NOTHING I could have taught them would have helped them run through this gauntlet, used as the sacrificial cow for teacher bashing and political posturing, in the name of saving education. And there is NO WAY I will put my daughter in this situation. Day in and day out I push my kids to work hard, they take on each challenge that is given to them, and beg for just one more minute to dig deeper and research more. But those same, hardworking kids at the end of the testing said:
- · “What kind of teacher makes a test like that?” (Can I tell you, sweet child, that NO teacher made that test???)
- · “I hate the feeling knowing there’s only one right answer & three wrong ones and chances are that I’m probably going to choose a wrong one.”

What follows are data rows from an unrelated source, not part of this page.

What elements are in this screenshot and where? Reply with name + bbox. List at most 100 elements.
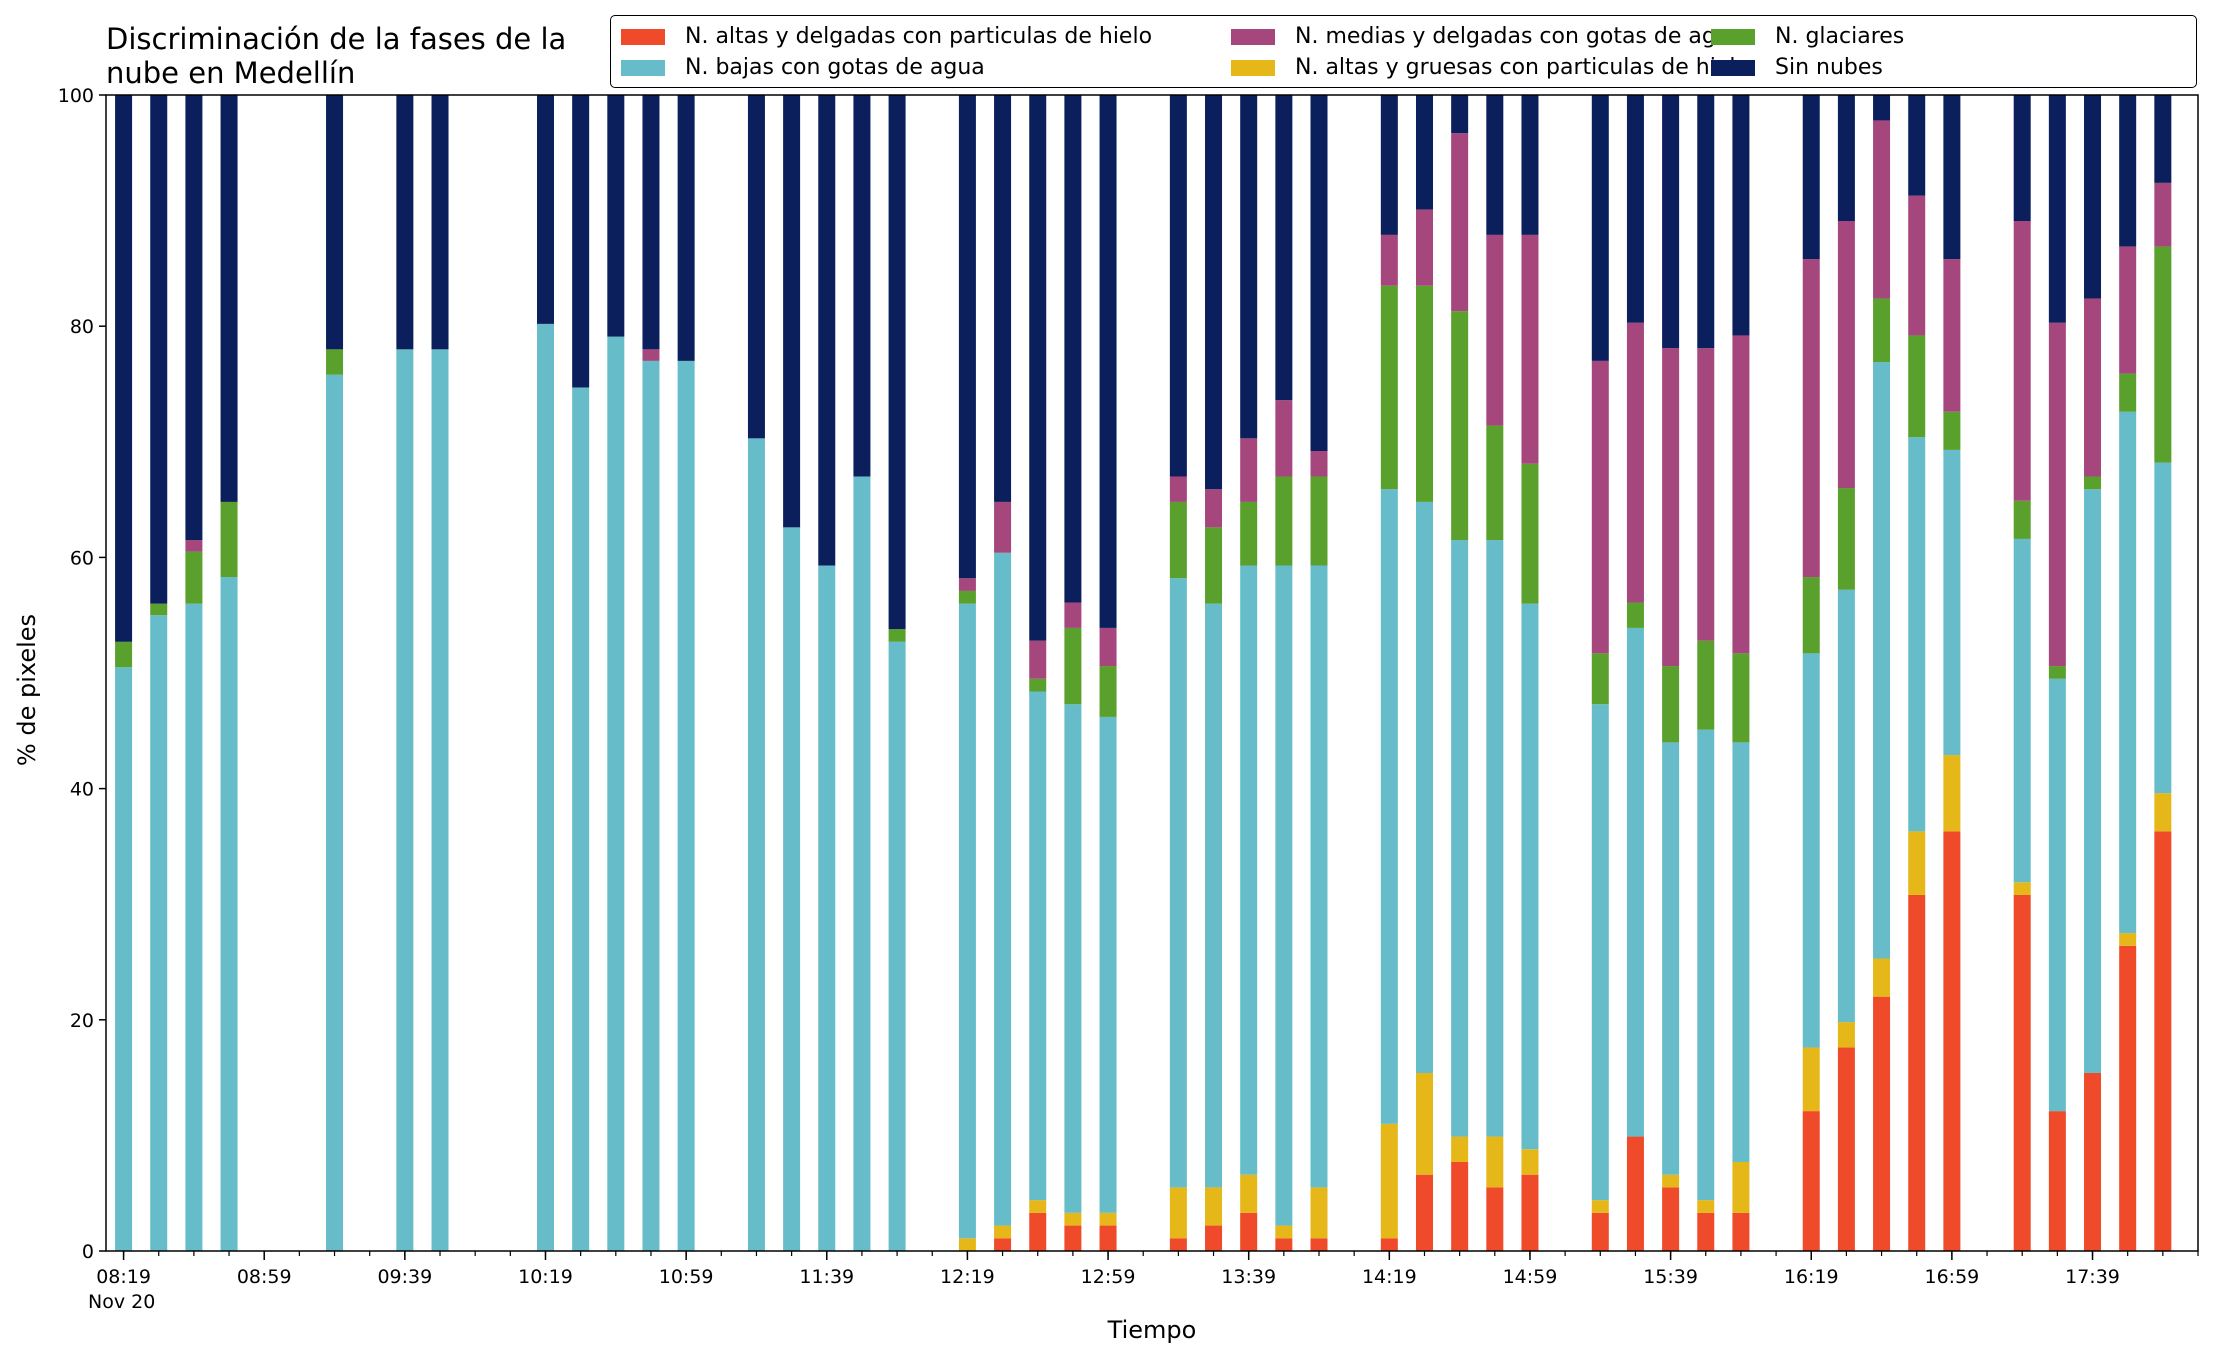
bar-segment-a-19: [1029, 1212, 1047, 1251]
chart-title-line-1: Discriminación de la fases de la: [106, 22, 567, 56]
bar-segment-d-26: [1310, 476, 1328, 566]
bar-segment-a-37: [1802, 1111, 1820, 1251]
bar-segment-d-43: [2048, 666, 2066, 679]
bar-segment-e-45: [2119, 246, 2137, 374]
bar-segment-f-11: [677, 95, 695, 361]
bar-segment-e-40: [1908, 195, 1926, 336]
bar-segment-e-24: [1240, 438, 1258, 502]
bar-segment-f-4: [326, 95, 344, 350]
bar-segment-c-22: [1169, 578, 1187, 1188]
bar-segment-e-41: [1943, 259, 1961, 412]
legend-label-b: N. altas y gruesas con particulas de hie…: [1295, 55, 1749, 80]
bar-segment-c-16: [888, 641, 906, 1251]
bar-segment-c-34: [1662, 742, 1680, 1175]
bar-segment-a-39: [1873, 996, 1891, 1251]
bar-segment-e-18: [994, 501, 1012, 553]
bar-segment-b-19: [1029, 1200, 1047, 1213]
legend-label-e: N. medias y delgadas con gotas de agua: [1295, 24, 1744, 49]
bar-segment-a-41: [1943, 831, 1961, 1251]
bar-segment-f-39: [1873, 95, 1891, 121]
bar-segment-b-25: [1275, 1225, 1293, 1239]
chart-title: Discriminación de la fases de la nube en…: [106, 22, 566, 90]
bar-segment-e-39: [1873, 120, 1891, 299]
bar-segment-d-37: [1802, 577, 1820, 654]
bar-segment-a-24: [1240, 1212, 1258, 1251]
bar-segment-f-10: [642, 95, 660, 350]
bar-segment-e-22: [1169, 476, 1187, 502]
bar-segment-b-31: [1521, 1149, 1539, 1175]
bar-segment-c-41: [1943, 449, 1961, 756]
bar-segment-c-0: [115, 667, 133, 1251]
bar-segment-c-43: [2048, 678, 2066, 1112]
bar-segment-e-10: [642, 349, 660, 361]
bar-segment-e-30: [1486, 234, 1504, 426]
legend-label-c: N. bajas con gotas de agua: [685, 55, 985, 80]
bar-segment-c-44: [2084, 489, 2102, 1073]
bar-segment-c-24: [1240, 565, 1258, 1175]
bar-segment-b-42: [2013, 882, 2031, 895]
bar-segment-d-17: [958, 590, 976, 604]
bar-segment-e-23: [1205, 489, 1223, 528]
x-tick-label-9: 14:19: [1362, 1266, 1417, 1288]
y-tick-label-0: 0: [82, 1241, 94, 1263]
bar-segment-f-34: [1662, 95, 1680, 349]
bar-segment-e-17: [958, 578, 976, 591]
legend-swatch-d: [1711, 29, 1755, 45]
bar-segment-c-40: [1908, 437, 1926, 832]
bar-segment-f-5: [396, 95, 414, 350]
bar-segment-c-38: [1837, 589, 1855, 1023]
bar-segment-d-2: [185, 551, 203, 604]
x-tick-label-13: 16:59: [1924, 1266, 1979, 1288]
legend-label-f: Sin nubes: [1775, 55, 1883, 80]
bar-segment-a-36: [1732, 1212, 1750, 1251]
bar-segment-c-45: [2119, 411, 2137, 934]
bar-segment-d-28: [1415, 285, 1433, 502]
bar-segment-a-22: [1169, 1238, 1187, 1251]
bar-segment-f-17: [958, 95, 976, 579]
bar-segment-f-44: [2084, 95, 2102, 299]
bar-segment-f-42: [2013, 95, 2031, 221]
bar-segment-b-39: [1873, 958, 1891, 997]
bar-segment-f-2: [185, 95, 203, 541]
bar-segment-c-36: [1732, 742, 1750, 1162]
bar-segment-f-22: [1169, 95, 1187, 477]
bar-segment-e-19: [1029, 640, 1047, 679]
bar-segment-f-32: [1591, 95, 1609, 361]
bar-segment-f-35: [1697, 95, 1715, 349]
bar-segment-d-16: [888, 629, 906, 642]
bar-segment-f-40: [1908, 95, 1926, 196]
bar-segment-c-1: [150, 615, 168, 1251]
x-tick-label-12: 16:19: [1784, 1266, 1839, 1288]
bar-segment-e-46: [2154, 182, 2172, 247]
bar-segment-d-3: [220, 501, 238, 578]
bar-segment-a-32: [1591, 1212, 1609, 1251]
bar-segment-c-21: [1099, 716, 1117, 1213]
bar-segment-b-35: [1697, 1200, 1715, 1213]
bar-segment-c-19: [1029, 691, 1047, 1201]
axes-group: 0 20 40 60 80 100 08:19 08:59 09:39 10:19 10:59 11:…: [58, 85, 2199, 1313]
bar-segment-c-30: [1486, 540, 1504, 1137]
bar-segment-c-13: [783, 527, 801, 1251]
bar-segment-f-24: [1240, 95, 1258, 439]
bar-segment-d-32: [1591, 653, 1609, 705]
x-tick-label-2: 09:39: [377, 1266, 432, 1288]
bar-segment-b-22: [1169, 1187, 1187, 1239]
bar-segment-b-17: [958, 1238, 976, 1251]
bar-segment-a-33: [1626, 1136, 1644, 1251]
bar-segment-d-23: [1205, 527, 1223, 604]
bar-segment-a-44: [2084, 1072, 2102, 1251]
bar-segment-c-4: [326, 374, 344, 1251]
x-tick-label-14: 17:39: [2065, 1266, 2120, 1288]
bar-group: [115, 95, 2172, 1252]
bar-segment-e-32: [1591, 360, 1609, 654]
bar-segment-b-24: [1240, 1174, 1258, 1213]
bar-segment-c-27: [1380, 489, 1398, 1124]
bar-segment-f-37: [1802, 95, 1820, 260]
bar-segment-a-30: [1486, 1187, 1504, 1251]
bar-segment-f-31: [1521, 95, 1539, 235]
bar-segment-f-27: [1380, 95, 1398, 235]
bar-segment-b-45: [2119, 933, 2137, 946]
bar-segment-f-15: [853, 95, 871, 477]
bar-segment-c-11: [677, 360, 695, 1251]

- · “There’s a difference between challenging kids and tricking them. You challenge us every day and that was trying to trick us. It’s just not nice.”
As someone who has devoted their life to education it is simply sickening, that after a day of high stakes tests, it takes hours to calm the anxiety and encourage the souls of those kids, MY kids.

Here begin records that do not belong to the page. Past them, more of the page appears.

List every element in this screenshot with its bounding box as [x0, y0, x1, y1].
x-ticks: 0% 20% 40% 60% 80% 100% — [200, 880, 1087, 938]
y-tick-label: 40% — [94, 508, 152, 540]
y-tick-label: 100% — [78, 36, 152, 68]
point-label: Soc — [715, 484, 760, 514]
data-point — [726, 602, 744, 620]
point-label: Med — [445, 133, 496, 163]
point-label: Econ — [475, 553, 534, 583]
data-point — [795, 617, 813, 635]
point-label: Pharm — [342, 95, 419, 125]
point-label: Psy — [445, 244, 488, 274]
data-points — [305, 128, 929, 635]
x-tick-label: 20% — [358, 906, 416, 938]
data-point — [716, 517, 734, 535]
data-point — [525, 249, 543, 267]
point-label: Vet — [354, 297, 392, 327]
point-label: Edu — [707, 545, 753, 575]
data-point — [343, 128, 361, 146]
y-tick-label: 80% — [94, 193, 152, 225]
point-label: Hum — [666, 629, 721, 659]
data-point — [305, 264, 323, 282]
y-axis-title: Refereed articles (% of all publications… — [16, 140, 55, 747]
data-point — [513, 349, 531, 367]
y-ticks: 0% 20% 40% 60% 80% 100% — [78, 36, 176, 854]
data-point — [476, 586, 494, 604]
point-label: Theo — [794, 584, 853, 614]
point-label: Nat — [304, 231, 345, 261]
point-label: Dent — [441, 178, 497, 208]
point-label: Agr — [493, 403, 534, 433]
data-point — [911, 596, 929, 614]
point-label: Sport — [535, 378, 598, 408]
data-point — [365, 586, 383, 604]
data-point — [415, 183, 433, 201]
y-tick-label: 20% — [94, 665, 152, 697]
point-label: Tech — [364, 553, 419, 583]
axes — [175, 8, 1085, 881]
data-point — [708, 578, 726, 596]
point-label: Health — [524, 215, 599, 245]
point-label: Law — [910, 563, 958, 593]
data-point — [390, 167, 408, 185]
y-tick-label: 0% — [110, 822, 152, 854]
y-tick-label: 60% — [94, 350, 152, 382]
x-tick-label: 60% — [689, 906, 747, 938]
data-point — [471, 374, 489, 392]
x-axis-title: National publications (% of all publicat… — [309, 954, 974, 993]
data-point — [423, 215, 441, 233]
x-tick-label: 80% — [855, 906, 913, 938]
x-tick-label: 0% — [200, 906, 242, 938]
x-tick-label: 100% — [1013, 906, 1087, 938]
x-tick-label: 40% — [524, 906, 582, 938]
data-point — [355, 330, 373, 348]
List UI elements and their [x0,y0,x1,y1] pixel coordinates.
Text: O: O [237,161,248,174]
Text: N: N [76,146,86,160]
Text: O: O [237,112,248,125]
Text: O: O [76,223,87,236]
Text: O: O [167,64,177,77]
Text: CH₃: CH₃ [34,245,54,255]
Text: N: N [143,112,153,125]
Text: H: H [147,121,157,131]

Then, there’s the false information that the scores of these high stakes test are used as “feedback to inform instruction”. Frankly, that’s a crock. First of all, teachers generally get preliminary scores back in the SUMMER following the testing, Hmmmm, any of my professors would cringe had I ever suggested that type of effective feedback which has ALWAYS been defined as “immediate and specific”. Second, when we are given the scores, we are handed the same number as parents; we are NOT given any sort of item analysis to nor a copy of the test to be informed on what areas need work - period; there is absolutely NOTHING diagnostic about getting a three digit number. If high stakes testing is to see where the kids are at, why don’t we get the scores for weeks after students leave us?

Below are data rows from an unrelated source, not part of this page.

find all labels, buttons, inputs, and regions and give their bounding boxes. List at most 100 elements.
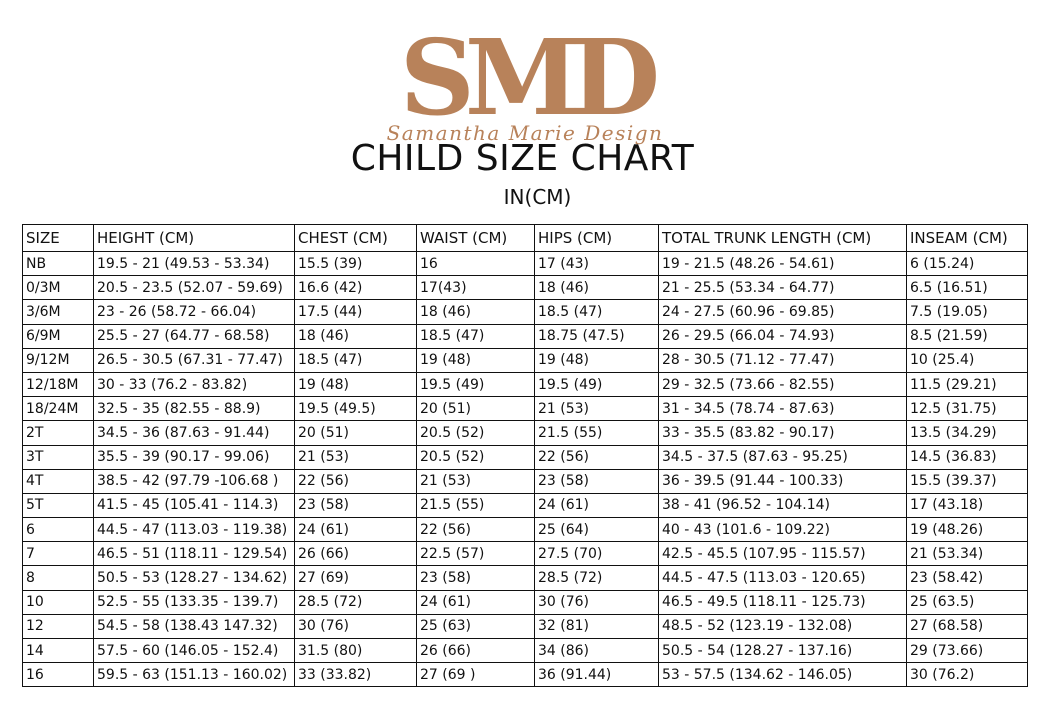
- cell-chest: 15.5 (39): [294, 250, 417, 277]
- table-row: 4T 38.5 - 42 (97.79 -106.68 ) 22 (56) 21 (5…: [22, 468, 1028, 494]
- cell-chest: 18.5 (47): [294, 347, 417, 373]
- table-row: 16 59.5 - 63 (151.13 - 160.02) 33 (33.82) 2…: [22, 662, 1028, 688]
- cell-hips: 28.5 (72): [534, 565, 659, 591]
- cell-size: 12/18M: [22, 371, 94, 398]
- cell-height: 23 - 26 (58.72 - 66.04): [93, 299, 295, 325]
- cell-inseam: 30 (76.2): [906, 662, 1028, 688]
- table-row: 12 54.5 - 58 (138.43 147.32) 30 (76) 25 (63…: [22, 613, 1028, 640]
- cell-trunk-length: 26 - 29.5 (66.04 - 74.93): [658, 323, 907, 349]
- cell-waist: 19 (48): [416, 347, 535, 373]
- cell-chest: 21 (53): [294, 444, 417, 470]
- cell-inseam: 6.5 (16.51): [906, 275, 1028, 301]
- cell-size: 12: [22, 613, 94, 640]
- cell-height: 32.5 - 35 (82.55 - 88.9): [93, 396, 295, 422]
- cell-size: 5T: [22, 492, 94, 519]
- cell-chest: 26 (66): [294, 541, 417, 567]
- cell-hips: 36 (91.44): [534, 662, 659, 688]
- cell-size: 2T: [22, 420, 94, 446]
- cell-waist: 22.5 (57): [416, 541, 535, 567]
- cell-trunk-length: 19 - 21.5 (48.26 - 54.61): [658, 250, 907, 277]
- cell-size: 9/12M: [22, 347, 94, 373]
- table-row: NB 19.5 - 21 (49.53 - 53.34) 15.5 (39) 16 17…: [22, 250, 1028, 277]
- table-row: 12/18M 30 - 33 (76.2 - 83.82) 19 (48) 19.5 …: [22, 371, 1028, 398]
- cell-waist: 18 (46): [416, 299, 535, 325]
- cell-waist: 19.5 (49): [416, 371, 535, 398]
- cell-trunk-length: 46.5 - 49.5 (118.11 - 125.73): [658, 589, 907, 615]
- cell-hips: 18.5 (47): [534, 299, 659, 325]
- table-row: 10 52.5 - 55 (133.35 - 139.7) 28.5 (72) 24 …: [22, 589, 1028, 615]
- cell-waist: 20.5 (52): [416, 420, 535, 446]
- table-row: 8 50.5 - 53 (128.27 - 134.62) 27 (69) 23 (5…: [22, 565, 1028, 591]
- table-body: NB 19.5 - 21 (49.53 - 53.34) 15.5 (39) 16 17…: [22, 250, 1028, 688]
- cell-trunk-length: 48.5 - 52 (123.19 - 132.08): [658, 613, 907, 640]
- cell-inseam: 17 (43.18): [906, 492, 1028, 519]
- cell-trunk-length: 42.5 - 45.5 (107.95 - 115.57): [658, 541, 907, 567]
- size-chart-table: SIZE HEIGHT (CM) CHEST (CM) WAIST (CM) HIPS …: [22, 224, 1028, 688]
- cell-height: 57.5 - 60 (146.05 - 152.4): [93, 637, 295, 664]
- logo-letters: SMD: [400, 22, 656, 139]
- cell-height: 44.5 - 47 (113.03 - 119.38): [93, 517, 295, 543]
- cell-inseam: 21 (53.34): [906, 541, 1028, 567]
- cell-height: 54.5 - 58 (138.43 147.32): [93, 613, 295, 640]
- cell-hips: 34 (86): [534, 637, 659, 664]
- cell-inseam: 29 (73.66): [906, 637, 1028, 664]
- column-header-height: HEIGHT (CM): [93, 224, 295, 252]
- cell-size: 10: [22, 589, 94, 615]
- cell-size: 14: [22, 637, 94, 664]
- cell-inseam: 7.5 (19.05): [906, 299, 1028, 325]
- cell-height: 38.5 - 42 (97.79 -106.68 ): [93, 468, 295, 494]
- table-row: 6 44.5 - 47 (113.03 - 119.38) 24 (61) 22 (5…: [22, 517, 1028, 543]
- cell-hips: 21 (53): [534, 396, 659, 422]
- cell-trunk-length: 36 - 39.5 (91.44 - 100.33): [658, 468, 907, 494]
- cell-size: 3T: [22, 444, 94, 470]
- cell-chest: 30 (76): [294, 613, 417, 640]
- cell-waist: 25 (63): [416, 613, 535, 640]
- cell-hips: 23 (58): [534, 468, 659, 494]
- cell-chest: 16.6 (42): [294, 275, 417, 301]
- cell-inseam: 12.5 (31.75): [906, 396, 1028, 422]
- cell-height: 26.5 - 30.5 (67.31 - 77.47): [93, 347, 295, 373]
- table-row: 3T 35.5 - 39 (90.17 - 99.06) 21 (53) 20.5 (…: [22, 444, 1028, 470]
- cell-inseam: 13.5 (34.29): [906, 420, 1028, 446]
- column-header-chest: CHEST (CM): [294, 224, 417, 252]
- cell-chest: 20 (51): [294, 420, 417, 446]
- cell-waist: 21.5 (55): [416, 492, 535, 519]
- cell-chest: 28.5 (72): [294, 589, 417, 615]
- cell-size: 16: [22, 662, 94, 688]
- cell-inseam: 6 (15.24): [906, 250, 1028, 277]
- cell-waist: 20.5 (52): [416, 444, 535, 470]
- cell-chest: 24 (61): [294, 517, 417, 543]
- cell-waist: 24 (61): [416, 589, 535, 615]
- cell-size: 7: [22, 541, 94, 567]
- cell-chest: 33 (33.82): [294, 662, 417, 688]
- table-row: 3/6M 23 - 26 (58.72 - 66.04) 17.5 (44) 18 (…: [22, 299, 1028, 325]
- cell-inseam: 23 (58.42): [906, 565, 1028, 591]
- cell-hips: 25 (64): [534, 517, 659, 543]
- cell-hips: 19 (48): [534, 347, 659, 373]
- cell-waist: 27 (69 ): [416, 662, 535, 688]
- cell-waist: 18.5 (47): [416, 323, 535, 349]
- cell-waist: 20 (51): [416, 396, 535, 422]
- cell-waist: 22 (56): [416, 517, 535, 543]
- column-header-trunk-length: TOTAL TRUNK LENGTH (CM): [658, 224, 907, 252]
- table-row: 2T 34.5 - 36 (87.63 - 91.44) 20 (51) 20.5 (…: [22, 420, 1028, 446]
- cell-trunk-length: 28 - 30.5 (71.12 - 77.47): [658, 347, 907, 373]
- cell-height: 19.5 - 21 (49.53 - 53.34): [93, 250, 295, 277]
- cell-trunk-length: 33 - 35.5 (83.82 - 90.17): [658, 420, 907, 446]
- table-row: 7 46.5 - 51 (118.11 - 129.54) 26 (66) 22.5 …: [22, 541, 1028, 567]
- cell-chest: 19.5 (49.5): [294, 396, 417, 422]
- table-row: 14 57.5 - 60 (146.05 - 152.4) 31.5 (80) 26 …: [22, 637, 1028, 664]
- table-row: 5T 41.5 - 45 (105.41 - 114.3) 23 (58) 21.5 …: [22, 492, 1028, 519]
- cell-hips: 19.5 (49): [534, 371, 659, 398]
- cell-hips: 18.75 (47.5): [534, 323, 659, 349]
- cell-waist: 26 (66): [416, 637, 535, 664]
- cell-chest: 17.5 (44): [294, 299, 417, 325]
- cell-size: 0/3M: [22, 275, 94, 301]
- cell-hips: 30 (76): [534, 589, 659, 615]
- cell-height: 41.5 - 45 (105.41 - 114.3): [93, 492, 295, 519]
- table-header-row: SIZE HEIGHT (CM) CHEST (CM) WAIST (CM) HIPS …: [22, 224, 1028, 252]
- cell-inseam: 25 (63.5): [906, 589, 1028, 615]
- table-row: 6/9M 25.5 - 27 (64.77 - 68.58) 18 (46) 18.5…: [22, 323, 1028, 349]
- cell-hips: 17 (43): [534, 250, 659, 277]
- cell-height: 20.5 - 23.5 (52.07 - 59.69): [93, 275, 295, 301]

Of course we can bring up the battle about teacher evaluation. I’m evaluated continually; through my own reflection (and happen to be my own worst critic), through peer coaching, through the students, parents and administration. To use a developmentally inappropriate test, with absurd questions and time on task and put my kids under that kind of stress only to determine if I’m effective is LUDICROUS! Last year, on state measures only two of my students passed ELA and two passed Math state assessments. However, looking at district measures (non-invasive, brief assessments) that are not only continual throughout the year, but are scored and feedback returned to me almost immediately,very thoroughly & diagnostically, all BUT two of my students met proficiency or higher in BOTH ELA and Math. Hmmmm, too much of a disconnect on MANY levels for me.
~My child is NOT FOR SALE.
~My child is worth more to me than an irrelevant score.
~My child has more to offer than being held to the standard of superficial learning.